Я всегда считала Илюху продуманом, конформистом и, что греха таить, трусом, но сегодня он доказал, что способен абсолютно на все. Он может сдержать обещание, прокрасться в дом соседей и устроить пожар. Я и подумать не могла, что именно Рюмин стал причиной внезапного отъезда Белецкого — еще накануне тот клялся, что я ему нравлюсь и даже поцеловал, а с утра обозвал малолеткой, собрал шмотье и уехал…
Да, я и раньше бывала под прицелом ружья, испытывая на себе специфические воспитательные методы отца… Но даже в ту чудовищную минуту унижения, бессилия и страха подспудно верила, что отец всего лишь запугивает, он не станет стрелять. А Илюха выстрелит.
Во дворы спускаются колдовские сиреневые сумерки, усиливается южный ветер, торжественно и скорбно тикают часы. Завернувшись в плед, я зорко слежу за соседским двором сквозь полоску между неплотно задернутыми шторами, но над крыльцом Волковых горит дежурный плафон, где-то у забора азбуку морзе отбивает влюбленный сверчок, а дом по-прежнему погружен в безмолвие.
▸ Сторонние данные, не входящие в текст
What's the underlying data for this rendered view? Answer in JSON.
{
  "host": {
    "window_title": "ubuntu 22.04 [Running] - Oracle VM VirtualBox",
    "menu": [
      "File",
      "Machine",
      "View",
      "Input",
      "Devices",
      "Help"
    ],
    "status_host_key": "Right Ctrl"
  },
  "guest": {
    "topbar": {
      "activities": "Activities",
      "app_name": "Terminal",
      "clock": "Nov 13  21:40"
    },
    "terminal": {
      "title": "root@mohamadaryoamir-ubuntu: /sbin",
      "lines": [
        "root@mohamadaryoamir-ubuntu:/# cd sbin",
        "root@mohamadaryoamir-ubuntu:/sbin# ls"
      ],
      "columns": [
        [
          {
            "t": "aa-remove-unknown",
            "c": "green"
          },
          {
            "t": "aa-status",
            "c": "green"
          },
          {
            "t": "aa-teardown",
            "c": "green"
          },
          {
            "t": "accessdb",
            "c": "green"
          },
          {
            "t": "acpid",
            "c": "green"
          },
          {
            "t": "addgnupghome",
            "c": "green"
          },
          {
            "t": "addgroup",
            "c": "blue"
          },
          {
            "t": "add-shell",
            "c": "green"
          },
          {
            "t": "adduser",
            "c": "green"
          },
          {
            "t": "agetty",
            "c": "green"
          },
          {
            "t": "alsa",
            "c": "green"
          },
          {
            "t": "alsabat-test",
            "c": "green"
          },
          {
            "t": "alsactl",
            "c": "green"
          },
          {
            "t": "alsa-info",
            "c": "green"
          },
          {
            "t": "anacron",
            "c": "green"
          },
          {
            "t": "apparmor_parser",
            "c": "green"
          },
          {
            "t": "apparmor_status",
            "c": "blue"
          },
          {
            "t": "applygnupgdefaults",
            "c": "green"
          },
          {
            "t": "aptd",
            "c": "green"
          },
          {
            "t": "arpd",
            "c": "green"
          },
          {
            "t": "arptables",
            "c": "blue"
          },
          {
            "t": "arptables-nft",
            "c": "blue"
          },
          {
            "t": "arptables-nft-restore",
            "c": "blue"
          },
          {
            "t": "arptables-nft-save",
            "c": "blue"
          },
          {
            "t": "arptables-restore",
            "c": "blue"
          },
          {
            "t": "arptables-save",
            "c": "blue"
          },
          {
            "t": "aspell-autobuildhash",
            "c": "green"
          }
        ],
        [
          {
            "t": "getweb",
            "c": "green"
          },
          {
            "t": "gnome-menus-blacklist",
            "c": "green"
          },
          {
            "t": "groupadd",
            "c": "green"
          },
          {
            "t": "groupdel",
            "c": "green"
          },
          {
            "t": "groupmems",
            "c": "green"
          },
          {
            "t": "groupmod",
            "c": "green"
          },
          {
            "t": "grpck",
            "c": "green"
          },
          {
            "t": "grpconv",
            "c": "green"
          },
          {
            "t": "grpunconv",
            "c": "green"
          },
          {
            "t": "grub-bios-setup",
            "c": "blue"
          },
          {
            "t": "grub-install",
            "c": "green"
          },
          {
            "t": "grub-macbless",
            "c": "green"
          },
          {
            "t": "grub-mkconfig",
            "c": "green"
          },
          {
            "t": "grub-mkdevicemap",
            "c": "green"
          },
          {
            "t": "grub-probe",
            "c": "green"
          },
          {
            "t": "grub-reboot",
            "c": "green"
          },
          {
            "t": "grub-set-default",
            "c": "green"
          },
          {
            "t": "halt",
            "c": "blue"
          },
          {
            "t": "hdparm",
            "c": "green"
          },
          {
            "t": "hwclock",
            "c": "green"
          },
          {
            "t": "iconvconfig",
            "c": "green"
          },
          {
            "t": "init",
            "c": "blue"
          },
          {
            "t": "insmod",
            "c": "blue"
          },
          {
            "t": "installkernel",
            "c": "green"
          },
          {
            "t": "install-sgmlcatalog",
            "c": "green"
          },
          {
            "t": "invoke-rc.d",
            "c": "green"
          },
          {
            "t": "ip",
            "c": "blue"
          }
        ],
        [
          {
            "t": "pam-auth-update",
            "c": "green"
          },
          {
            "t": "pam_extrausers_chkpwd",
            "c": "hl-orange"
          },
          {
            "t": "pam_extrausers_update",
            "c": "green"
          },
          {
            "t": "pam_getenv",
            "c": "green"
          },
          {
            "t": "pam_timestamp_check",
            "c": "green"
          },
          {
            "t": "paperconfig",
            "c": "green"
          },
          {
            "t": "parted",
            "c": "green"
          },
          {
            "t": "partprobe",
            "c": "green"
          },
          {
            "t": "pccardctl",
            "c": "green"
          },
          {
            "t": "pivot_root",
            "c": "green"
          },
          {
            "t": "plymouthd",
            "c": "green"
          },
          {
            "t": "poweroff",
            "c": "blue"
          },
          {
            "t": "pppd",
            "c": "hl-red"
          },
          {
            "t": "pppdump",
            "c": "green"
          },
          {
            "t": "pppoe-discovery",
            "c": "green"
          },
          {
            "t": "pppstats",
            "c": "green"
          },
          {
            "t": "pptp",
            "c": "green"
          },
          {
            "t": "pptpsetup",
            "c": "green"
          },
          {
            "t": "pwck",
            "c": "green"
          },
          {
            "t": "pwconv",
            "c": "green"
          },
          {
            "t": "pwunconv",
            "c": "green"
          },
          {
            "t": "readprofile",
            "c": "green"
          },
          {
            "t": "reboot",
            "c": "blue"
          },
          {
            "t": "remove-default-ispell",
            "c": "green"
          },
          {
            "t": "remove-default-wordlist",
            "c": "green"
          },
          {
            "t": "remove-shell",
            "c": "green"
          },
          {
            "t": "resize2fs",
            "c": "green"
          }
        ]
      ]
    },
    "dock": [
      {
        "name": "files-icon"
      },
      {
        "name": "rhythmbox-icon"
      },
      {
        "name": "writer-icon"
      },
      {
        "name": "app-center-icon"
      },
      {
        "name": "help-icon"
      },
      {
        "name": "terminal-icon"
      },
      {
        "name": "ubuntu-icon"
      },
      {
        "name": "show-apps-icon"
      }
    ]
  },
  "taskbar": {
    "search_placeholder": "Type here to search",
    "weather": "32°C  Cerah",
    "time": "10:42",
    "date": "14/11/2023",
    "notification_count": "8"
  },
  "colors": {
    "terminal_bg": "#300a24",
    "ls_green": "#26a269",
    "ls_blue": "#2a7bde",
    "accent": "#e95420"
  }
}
Ваня сказал, что они вернутся поздно — нужно дождаться оформления бумаг для вступления в наследство и уладить бабушкины старые дела; мама тоже осчастливила, что прибудет не раньше десяти.
Я смотрю на черное окно террасы, тяжко вздыхаю и задумчиво шепчу:
— Видите… Без вас тут все рушится и скоро провалится в ад, даже Илюха сошел с ума. Вы так и не привили здесь добро и справедливость, но вы теперь в лучшем из миров, а я другого мира не знаю. Пожалуйста, передайте вашему внуку, что я готова ради него на все. Только пусть он не вздумает возвращаться в свой мир один!
Сожаления и печаль подбираются к горлу, веки щиплет, но заборы и кривые стволы яблонь в палисадниках освещают желтые фары, на нашу улицу сворачивает такси и тормозит у соседской калитки.
Ваня выходит первым, помогает выбраться тете Марине, а потом, из передней дверцы, — и моей маме. Она обнимает огромный букет в блестящей обертке, на предплечье болтаются два больших белых пакета с продуктами.